This is an appeal by Daniel Malone Robertshaw from a decree of the Chancery Court of Washington County granting a divorce to his wife, Florence Rose Robert-shaw, and awarding child support.
The divorce was granted upon the ground of habitual cruel and inhuman treatment. It is argued by appellant that the evidence wholly failed to establish that ground for divorce, and that the case is controlled by Criswell v. Criswell, 254 Miss. 746, 182 So.2d 587 (1966), and must be reversed.
Admittedly, appellee was not subjected to any physical violence by appellant. The evidence of cruelty relates to a long continued course of conduct on the part of appellant, involving numerous and repeated derelictions of various kinds, the cumulative effect of which was to produce in appellee an emotional breakdown, with attendant adverse physical effects extending beyond mere malaise, and which reasonably might be expected to worsen.
It is unnecessary to narrate the tragic facts relating to the dissolution of this marriage, except to say that the record presents a close question upon the sufficiency of the proof to establish habitual cruel and inhuman treatment as defined in Criswell v. Criswell, supra. However, we have concluded that, upon the whole record, we cannot say that the chancellor was mani*481festly wrong in granting appellee a divorce upon that ground. The end effect upon ap-pellee of the long continued course of conduct upon the part of appellant was that she suffered a definite impairment of health, which it was reasonable to believe would become more serious if she should continue to be subjected to it
This question is the subject of discussion in Bunkley and Morse’s Amis, Divorce and Separation in Mississippi, section 3.14(8) at 122 (1957), where it is said:
“It is obvious that habitual cruel and inhuman treatment may consist of repeated acts of the same nature such as personal violence, or it may consist of a series of acts, some of the same nature and some of different natures, but which, when taken together, tend to cause pain and suffering on the part of the innocent spouse. There are many kinds of acts such as wilful failure to support, verbal abuse, neglect, and the like which, if taken alone will not constitute cruelty, but when taken together will manifest a course of conduct as a whole which may amount to cruelty. Indeed, except in the case of personal violence of a serious nature, it would often be difficult or impossible to show that the conduct of the defendant was such as to actually endanger life, limb or health or to create any reasonable apprehension thereof. And yet the most refined cruelty, the poisoned shafts of scorn, ridicule, sarcasm, contempt, insult, verbal abuse, slander, neglect, and the like, are more often painful to cultured and sensitive persons than mere blows would be. And it is well recognized that acute mental suffering may destroy the health and even endanger the life of the victim. So in determining whether or not the habitual or unusual conduct of the defendant has been such as to amount to cruelty within the statute, his or her entire course of conduct during the period complained of should he considered, as well as that of the complainant, in order to show what provocation, if any, there was to cause the conduct of which the latter complains. In all cases, the court should bear in mind the intelligence, apparent refinement, social station and delicacy of sentiment of the parties, because it is well understood that conduct which would be extremely humiliating and offensive to a husband or wife of high social and cultural standards, would be of no moment to those of a less refined nature. Among persons of coarse habits and rude manners, vile epithets may occasion no pain or humiliation.”

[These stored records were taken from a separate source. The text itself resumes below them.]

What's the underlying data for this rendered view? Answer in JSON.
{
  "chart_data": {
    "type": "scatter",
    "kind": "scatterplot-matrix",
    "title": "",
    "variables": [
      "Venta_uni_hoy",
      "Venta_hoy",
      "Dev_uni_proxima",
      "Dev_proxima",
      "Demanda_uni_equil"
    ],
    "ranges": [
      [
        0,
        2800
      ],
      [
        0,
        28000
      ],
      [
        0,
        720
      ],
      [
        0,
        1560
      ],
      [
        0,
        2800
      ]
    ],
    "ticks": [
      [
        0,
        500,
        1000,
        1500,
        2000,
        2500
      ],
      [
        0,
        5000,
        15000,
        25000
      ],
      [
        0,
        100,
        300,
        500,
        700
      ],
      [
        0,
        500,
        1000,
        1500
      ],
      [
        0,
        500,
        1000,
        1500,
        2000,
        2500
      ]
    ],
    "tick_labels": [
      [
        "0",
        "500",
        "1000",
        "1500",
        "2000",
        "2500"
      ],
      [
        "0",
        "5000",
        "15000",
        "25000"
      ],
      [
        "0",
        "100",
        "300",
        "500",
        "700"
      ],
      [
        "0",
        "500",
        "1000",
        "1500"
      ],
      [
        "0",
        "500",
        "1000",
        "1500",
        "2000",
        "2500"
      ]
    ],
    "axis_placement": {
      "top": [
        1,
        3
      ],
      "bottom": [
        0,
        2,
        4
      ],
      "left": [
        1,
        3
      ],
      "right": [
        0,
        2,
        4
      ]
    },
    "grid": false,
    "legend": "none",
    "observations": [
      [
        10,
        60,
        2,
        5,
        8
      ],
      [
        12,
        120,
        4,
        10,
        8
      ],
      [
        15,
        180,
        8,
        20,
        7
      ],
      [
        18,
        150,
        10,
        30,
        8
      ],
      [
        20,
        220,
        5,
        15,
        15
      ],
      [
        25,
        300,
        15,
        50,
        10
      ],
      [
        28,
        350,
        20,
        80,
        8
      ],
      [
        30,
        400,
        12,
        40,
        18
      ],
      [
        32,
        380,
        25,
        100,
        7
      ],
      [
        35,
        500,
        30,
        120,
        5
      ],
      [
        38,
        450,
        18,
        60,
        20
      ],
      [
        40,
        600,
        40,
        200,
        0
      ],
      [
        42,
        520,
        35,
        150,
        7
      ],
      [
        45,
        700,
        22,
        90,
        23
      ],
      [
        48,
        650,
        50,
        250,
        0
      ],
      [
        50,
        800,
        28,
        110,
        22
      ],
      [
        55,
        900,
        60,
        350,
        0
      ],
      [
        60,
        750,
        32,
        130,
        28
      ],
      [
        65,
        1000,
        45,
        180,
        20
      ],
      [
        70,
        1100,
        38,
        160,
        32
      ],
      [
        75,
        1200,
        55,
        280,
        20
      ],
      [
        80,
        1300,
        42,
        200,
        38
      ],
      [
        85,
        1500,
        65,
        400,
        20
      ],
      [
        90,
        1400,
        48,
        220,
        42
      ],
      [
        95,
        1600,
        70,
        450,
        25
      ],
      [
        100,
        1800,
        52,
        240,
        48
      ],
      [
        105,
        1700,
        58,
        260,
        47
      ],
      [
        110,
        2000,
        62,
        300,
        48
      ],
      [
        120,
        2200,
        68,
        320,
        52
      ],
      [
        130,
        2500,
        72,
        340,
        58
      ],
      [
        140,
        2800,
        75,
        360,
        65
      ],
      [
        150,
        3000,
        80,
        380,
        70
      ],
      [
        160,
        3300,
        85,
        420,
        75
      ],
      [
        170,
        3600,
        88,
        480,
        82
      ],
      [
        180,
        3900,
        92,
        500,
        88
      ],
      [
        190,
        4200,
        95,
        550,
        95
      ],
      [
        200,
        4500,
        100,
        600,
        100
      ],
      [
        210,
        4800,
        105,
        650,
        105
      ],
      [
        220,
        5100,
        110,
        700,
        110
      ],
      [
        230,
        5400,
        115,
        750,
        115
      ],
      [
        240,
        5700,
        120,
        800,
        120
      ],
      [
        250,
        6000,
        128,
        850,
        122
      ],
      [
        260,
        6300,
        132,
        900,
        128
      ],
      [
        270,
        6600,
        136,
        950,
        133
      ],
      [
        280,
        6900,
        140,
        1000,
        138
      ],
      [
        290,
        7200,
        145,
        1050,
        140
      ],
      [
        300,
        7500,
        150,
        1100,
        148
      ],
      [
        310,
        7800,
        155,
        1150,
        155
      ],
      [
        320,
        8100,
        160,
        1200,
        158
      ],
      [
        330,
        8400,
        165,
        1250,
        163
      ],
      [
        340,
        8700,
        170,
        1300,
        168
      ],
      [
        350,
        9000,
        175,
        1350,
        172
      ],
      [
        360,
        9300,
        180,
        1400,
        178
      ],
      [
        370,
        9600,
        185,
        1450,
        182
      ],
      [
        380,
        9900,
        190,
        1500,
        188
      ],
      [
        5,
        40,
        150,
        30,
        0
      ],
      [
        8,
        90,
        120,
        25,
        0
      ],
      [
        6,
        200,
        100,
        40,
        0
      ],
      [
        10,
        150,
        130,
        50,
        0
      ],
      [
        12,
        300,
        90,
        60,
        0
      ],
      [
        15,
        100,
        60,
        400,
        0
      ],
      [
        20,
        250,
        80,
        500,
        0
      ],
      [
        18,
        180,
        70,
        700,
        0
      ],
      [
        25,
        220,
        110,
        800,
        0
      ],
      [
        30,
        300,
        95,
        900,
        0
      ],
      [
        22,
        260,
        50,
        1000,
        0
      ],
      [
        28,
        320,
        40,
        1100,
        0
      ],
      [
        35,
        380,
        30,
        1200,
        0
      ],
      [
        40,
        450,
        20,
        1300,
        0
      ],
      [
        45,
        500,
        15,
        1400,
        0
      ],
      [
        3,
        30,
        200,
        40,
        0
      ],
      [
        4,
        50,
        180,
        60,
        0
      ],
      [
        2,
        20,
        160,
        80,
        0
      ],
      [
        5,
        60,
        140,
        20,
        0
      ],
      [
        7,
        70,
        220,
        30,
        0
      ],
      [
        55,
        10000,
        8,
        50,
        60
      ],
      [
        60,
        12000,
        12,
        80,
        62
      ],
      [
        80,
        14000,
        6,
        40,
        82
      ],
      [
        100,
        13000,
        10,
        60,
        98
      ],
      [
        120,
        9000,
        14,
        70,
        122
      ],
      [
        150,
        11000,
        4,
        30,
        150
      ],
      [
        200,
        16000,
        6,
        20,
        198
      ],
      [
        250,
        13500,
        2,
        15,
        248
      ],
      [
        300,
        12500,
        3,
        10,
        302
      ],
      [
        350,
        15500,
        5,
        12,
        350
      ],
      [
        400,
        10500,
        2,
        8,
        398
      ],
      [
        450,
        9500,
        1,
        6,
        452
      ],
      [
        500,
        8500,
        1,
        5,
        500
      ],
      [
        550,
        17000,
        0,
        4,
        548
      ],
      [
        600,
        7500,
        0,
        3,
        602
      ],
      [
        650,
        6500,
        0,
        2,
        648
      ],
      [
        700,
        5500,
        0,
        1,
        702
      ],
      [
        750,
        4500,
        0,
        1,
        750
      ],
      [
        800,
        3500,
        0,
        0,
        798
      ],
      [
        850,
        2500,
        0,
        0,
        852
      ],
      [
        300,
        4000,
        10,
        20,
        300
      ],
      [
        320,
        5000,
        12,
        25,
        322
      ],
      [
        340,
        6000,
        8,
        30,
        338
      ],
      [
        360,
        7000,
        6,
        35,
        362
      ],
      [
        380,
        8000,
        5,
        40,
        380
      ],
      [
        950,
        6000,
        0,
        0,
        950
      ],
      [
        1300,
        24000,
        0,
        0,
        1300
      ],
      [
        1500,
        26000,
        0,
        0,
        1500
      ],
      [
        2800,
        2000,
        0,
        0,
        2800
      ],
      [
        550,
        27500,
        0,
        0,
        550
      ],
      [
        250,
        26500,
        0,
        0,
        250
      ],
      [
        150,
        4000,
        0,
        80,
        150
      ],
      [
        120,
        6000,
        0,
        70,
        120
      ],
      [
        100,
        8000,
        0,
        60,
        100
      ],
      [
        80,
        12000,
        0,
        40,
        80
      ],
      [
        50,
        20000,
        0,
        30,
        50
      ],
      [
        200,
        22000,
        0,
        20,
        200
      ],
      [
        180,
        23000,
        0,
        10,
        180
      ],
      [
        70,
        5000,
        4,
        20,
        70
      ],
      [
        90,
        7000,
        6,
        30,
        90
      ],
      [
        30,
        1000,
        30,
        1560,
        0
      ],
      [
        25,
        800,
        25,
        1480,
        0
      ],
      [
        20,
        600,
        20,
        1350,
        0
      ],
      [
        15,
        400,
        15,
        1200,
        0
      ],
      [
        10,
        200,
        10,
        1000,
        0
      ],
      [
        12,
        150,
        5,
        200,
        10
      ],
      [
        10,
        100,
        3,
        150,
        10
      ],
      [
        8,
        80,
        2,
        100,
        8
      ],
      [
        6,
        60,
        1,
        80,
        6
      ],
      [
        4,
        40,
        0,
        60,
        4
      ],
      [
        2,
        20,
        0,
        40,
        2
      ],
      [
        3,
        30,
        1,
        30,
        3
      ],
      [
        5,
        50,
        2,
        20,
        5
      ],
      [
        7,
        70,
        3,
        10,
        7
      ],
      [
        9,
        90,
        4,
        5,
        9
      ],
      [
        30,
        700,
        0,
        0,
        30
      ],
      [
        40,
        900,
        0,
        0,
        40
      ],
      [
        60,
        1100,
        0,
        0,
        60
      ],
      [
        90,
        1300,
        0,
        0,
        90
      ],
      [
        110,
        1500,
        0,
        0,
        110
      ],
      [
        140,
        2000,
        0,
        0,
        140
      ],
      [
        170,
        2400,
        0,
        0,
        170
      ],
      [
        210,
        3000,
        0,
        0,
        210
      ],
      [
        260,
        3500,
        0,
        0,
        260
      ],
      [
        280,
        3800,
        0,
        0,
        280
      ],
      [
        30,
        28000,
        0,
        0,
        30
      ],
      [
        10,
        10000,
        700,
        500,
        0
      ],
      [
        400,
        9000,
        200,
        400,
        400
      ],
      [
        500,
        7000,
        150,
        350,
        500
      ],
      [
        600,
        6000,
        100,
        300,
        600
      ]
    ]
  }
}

It appears that questions relating to the custody of the five young children born of this marriage, and of the support awards made in their favor, have now been disposed of by agreement except as to an accrued item of $350 of past due support money and $150 originally awarded as attorneys’ fees. As to these items, the chancellor in appropriate proceedings, adjudged appellant to be in contempt and awarded against him a money judgment, as at law in the sum of $500. We are unable to say that the chancellor was in error in so doing or that he abused his discretion. The record indicates that appellant may experience difficulty in discharging this judgment while maintaining the payments awarded as child support. However, these are 'matters peculiarly within the sound discretion of the chancellor.
Affirmed.
GILLESPIE, P. J.,. and RODGERS, PATTERSON and ROBERTSON, JJ., concur.